Laura is art and architectural historian of the early modern Iberian world. He book Philip II of Spain and the Architecture of Empire (Penn State University Press, 2021) is the first on Philip II and architecture to be published in over 20 years. Laura explores a range of case studies that has enabled her to analyse ideas of exchange between colonial and European centres, in line with current debates on global art history. Previous scholarship focusing on Philip’s reign and the arts has been Eurocentric. Thus, her book shines new light into our understanding of visual and cultural circulations. The research approach taken in her book has led, inter alia, to a commissioned essay for ‘Constructing Race and Architecture’, a special issue of the
Journal of the Society of Architectural Historians (forthcoming, December 2021). Laura has also co-edited with Professor Fernando Checa Cremades a book entitled Festival Culture in the World of the Spanish Habsburgs (Routledge, 2015). Festival Culture centres on rituals in the Spanish empire and challenges the European-colonial conceptual division in scholarship.
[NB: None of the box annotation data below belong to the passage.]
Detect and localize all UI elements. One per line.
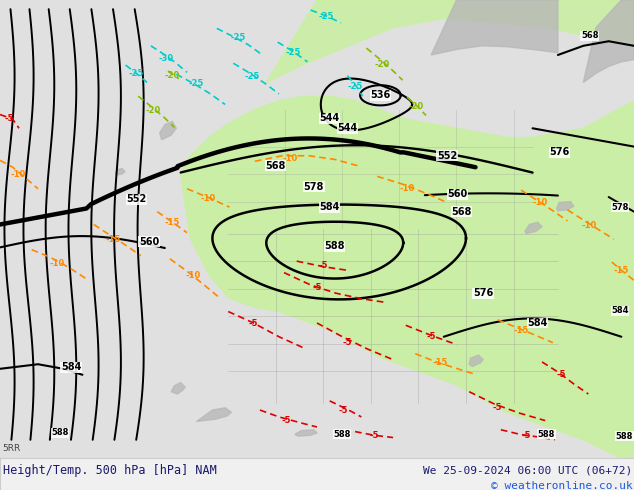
Text: 568: 568 (451, 207, 472, 217)
Text: -10: -10 (200, 194, 216, 203)
Text: -5: -5 (313, 283, 321, 292)
Text: 588: 588 (616, 432, 633, 441)
Text: 552: 552 (437, 151, 457, 161)
Text: -15: -15 (165, 218, 180, 227)
Text: -25: -25 (129, 69, 144, 78)
Text: 576: 576 (473, 288, 493, 298)
Text: -15: -15 (105, 235, 120, 244)
Text: -20: -20 (408, 102, 424, 111)
Text: -5: -5 (427, 332, 436, 341)
Text: 560: 560 (448, 189, 468, 199)
Text: -5: -5 (343, 338, 352, 347)
Polygon shape (295, 430, 317, 436)
Text: 568: 568 (266, 161, 286, 171)
Text: -5: -5 (557, 370, 566, 379)
Polygon shape (525, 222, 542, 234)
Polygon shape (469, 355, 483, 367)
Text: 576: 576 (549, 147, 569, 157)
Text: -15: -15 (514, 326, 529, 335)
Text: 5RR: 5RR (3, 443, 21, 453)
Polygon shape (583, 0, 634, 82)
Text: 560: 560 (139, 237, 159, 247)
Text: © weatheronline.co.uk: © weatheronline.co.uk (491, 481, 633, 490)
Text: -10: -10 (283, 153, 298, 163)
Polygon shape (115, 169, 125, 175)
Polygon shape (181, 96, 634, 458)
Text: 552: 552 (126, 195, 146, 204)
Text: Height/Temp. 500 hPa [hPa] NAM: Height/Temp. 500 hPa [hPa] NAM (3, 464, 217, 477)
Text: -5: -5 (370, 431, 378, 440)
Text: -5: -5 (282, 416, 291, 425)
Text: 584: 584 (527, 318, 548, 328)
Text: -10: -10 (10, 170, 25, 178)
Text: 584: 584 (61, 363, 81, 372)
Text: -25: -25 (285, 48, 301, 57)
Text: 588: 588 (51, 428, 69, 438)
Text: 536: 536 (370, 90, 391, 100)
Text: -25: -25 (347, 82, 363, 91)
Text: -10: -10 (186, 271, 201, 280)
Text: 568: 568 (581, 31, 598, 40)
Text: -15: -15 (614, 266, 629, 275)
Text: -30: -30 (158, 54, 174, 63)
Text: -5: -5 (319, 261, 328, 270)
Text: -20: -20 (146, 106, 161, 115)
Text: -25: -25 (318, 12, 333, 21)
Text: 544: 544 (337, 123, 358, 133)
Text: -15: -15 (433, 358, 448, 368)
Text: -10: -10 (399, 184, 415, 193)
Text: We 25-09-2024 06:00 UTC (06+72): We 25-09-2024 06:00 UTC (06+72) (424, 465, 633, 475)
Text: -10: -10 (533, 198, 548, 207)
Text: 578: 578 (304, 182, 324, 192)
Text: -25: -25 (245, 73, 260, 81)
Text: -5: -5 (339, 406, 348, 415)
Text: -20: -20 (165, 71, 180, 80)
Text: -25: -25 (189, 79, 204, 88)
Text: 588: 588 (538, 430, 555, 439)
Text: -5: -5 (5, 114, 14, 122)
Text: -20: -20 (374, 60, 389, 69)
Polygon shape (557, 201, 574, 211)
Text: 578: 578 (611, 202, 629, 212)
Polygon shape (171, 383, 185, 394)
Text: 588: 588 (333, 430, 351, 439)
Polygon shape (197, 408, 231, 421)
Text: 544: 544 (320, 113, 340, 123)
Polygon shape (266, 0, 634, 82)
Text: 588: 588 (325, 242, 345, 251)
Text: -5: -5 (249, 319, 258, 328)
Text: -25: -25 (230, 33, 245, 42)
Polygon shape (431, 0, 558, 55)
Text: 584: 584 (611, 306, 629, 315)
Text: -10: -10 (582, 221, 597, 230)
Text: -5: -5 (522, 431, 531, 440)
Polygon shape (160, 122, 176, 140)
Text: 584: 584 (320, 202, 340, 212)
Text: -10: -10 (49, 259, 65, 268)
Text: -5: -5 (493, 403, 502, 412)
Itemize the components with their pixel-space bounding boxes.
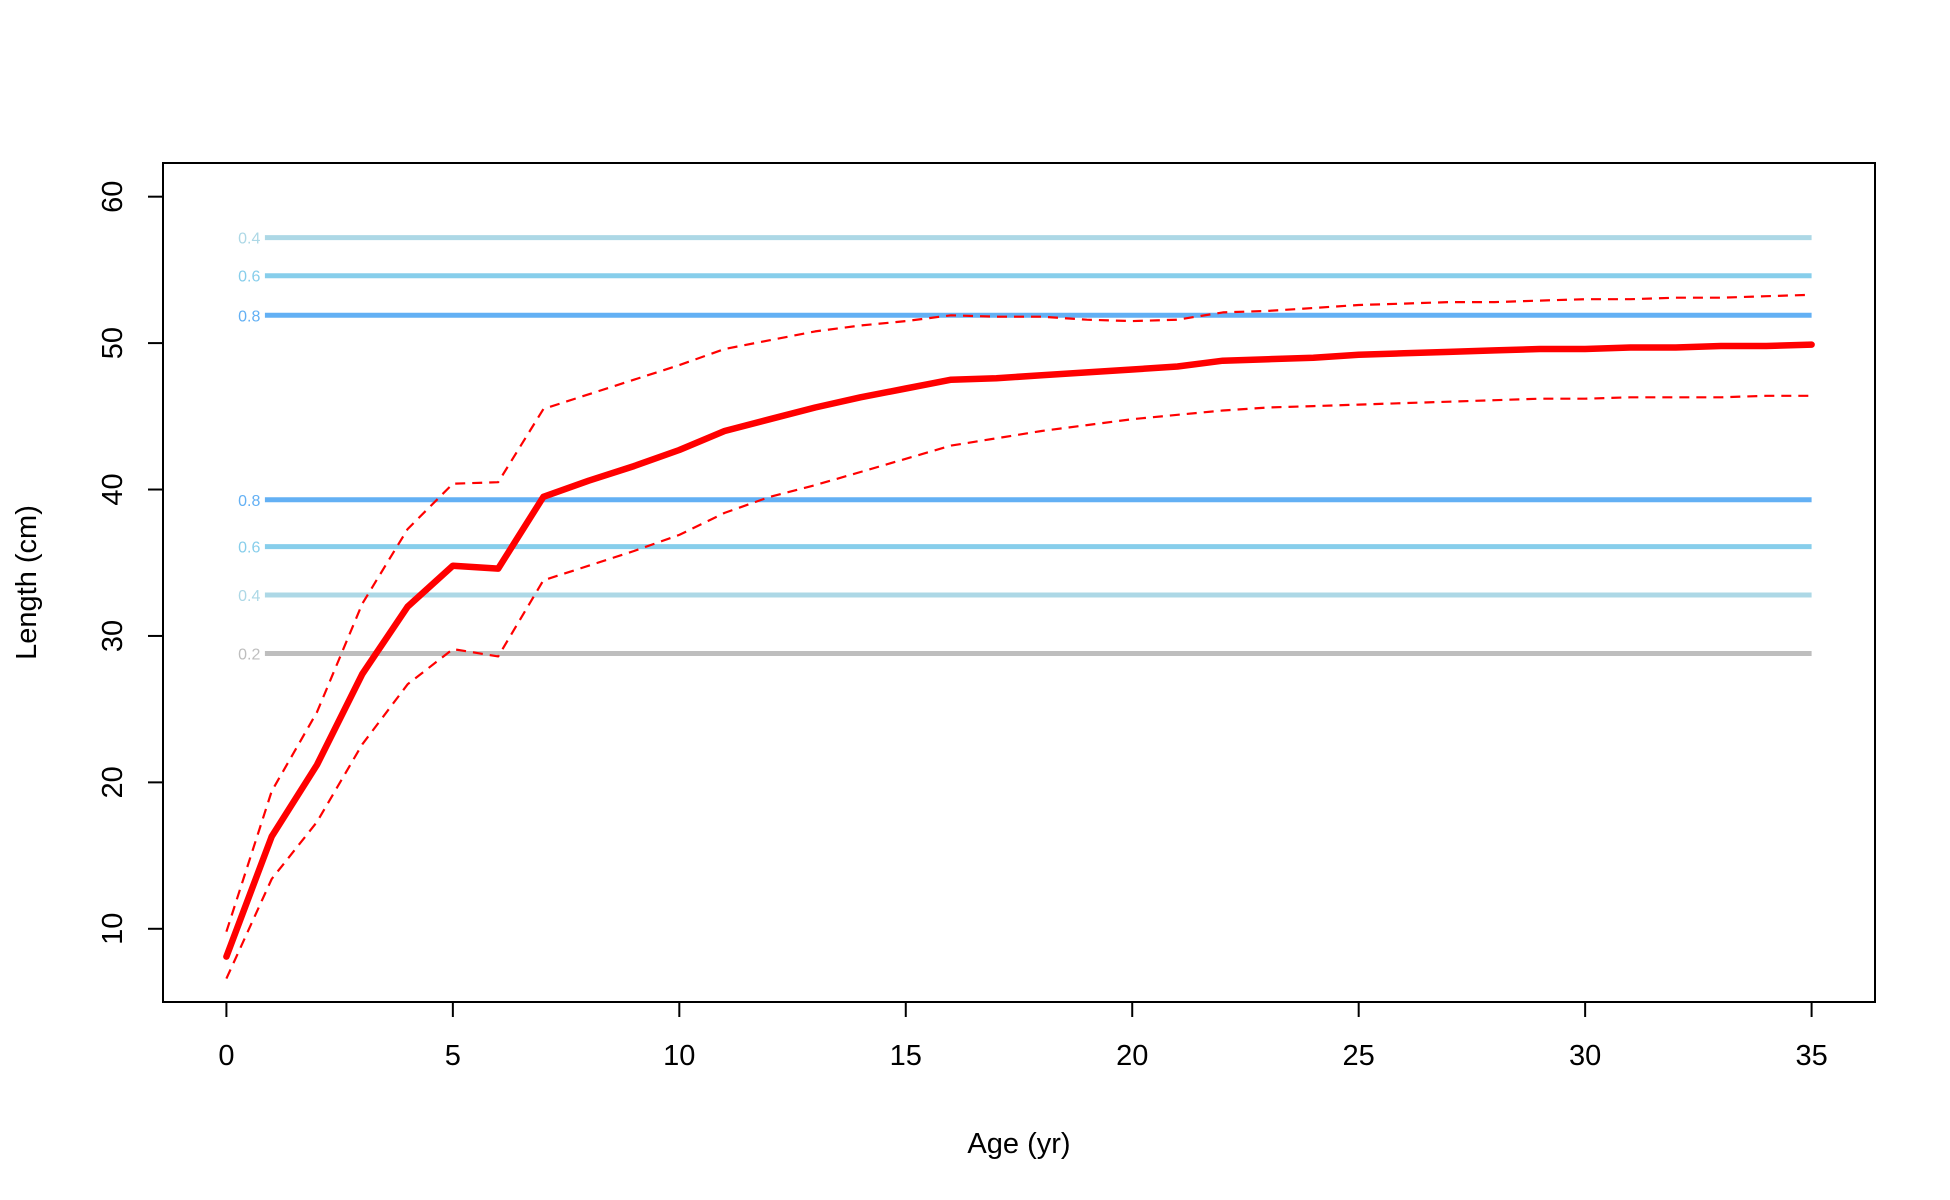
reference-line-label-0: 0.4 [238,231,260,248]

The volume has been praised for making a ‘significant contribution to several areas of study’ (Sixteenth Century Journal) that ‘opens promising paths for future research.’(Renaissance Quarterly).She has edited a second volume with Dr Marjorie entitled ‘Visual and Spatial Hybridity in the Early Modern Iberian World’ Special Issue, Renaissance Studies (Sept 2020); this volume is composed of eights articles centred on the arts and cultures of Latin America, Asia and Europe. Laura has been PI and Co-I to a number of national and international research projects and her work has been published in leading presses and journals in the field, (eg. Penn State University Press, Routledge, Renaissance Studies, Bulletin of Spanish Studies, Journal of the Society of Architectural Historians among others). Laura has studied and undertaken extensive fieldwork in Goa in India, Cuba in the Caribbean and in Europe. She is currently at work on two book projects that examine comparatively the architecture, arts and material worlds of some the main early modern ‘ports of the Indies’, namely, Seville, Havana, Lisbon and Goa.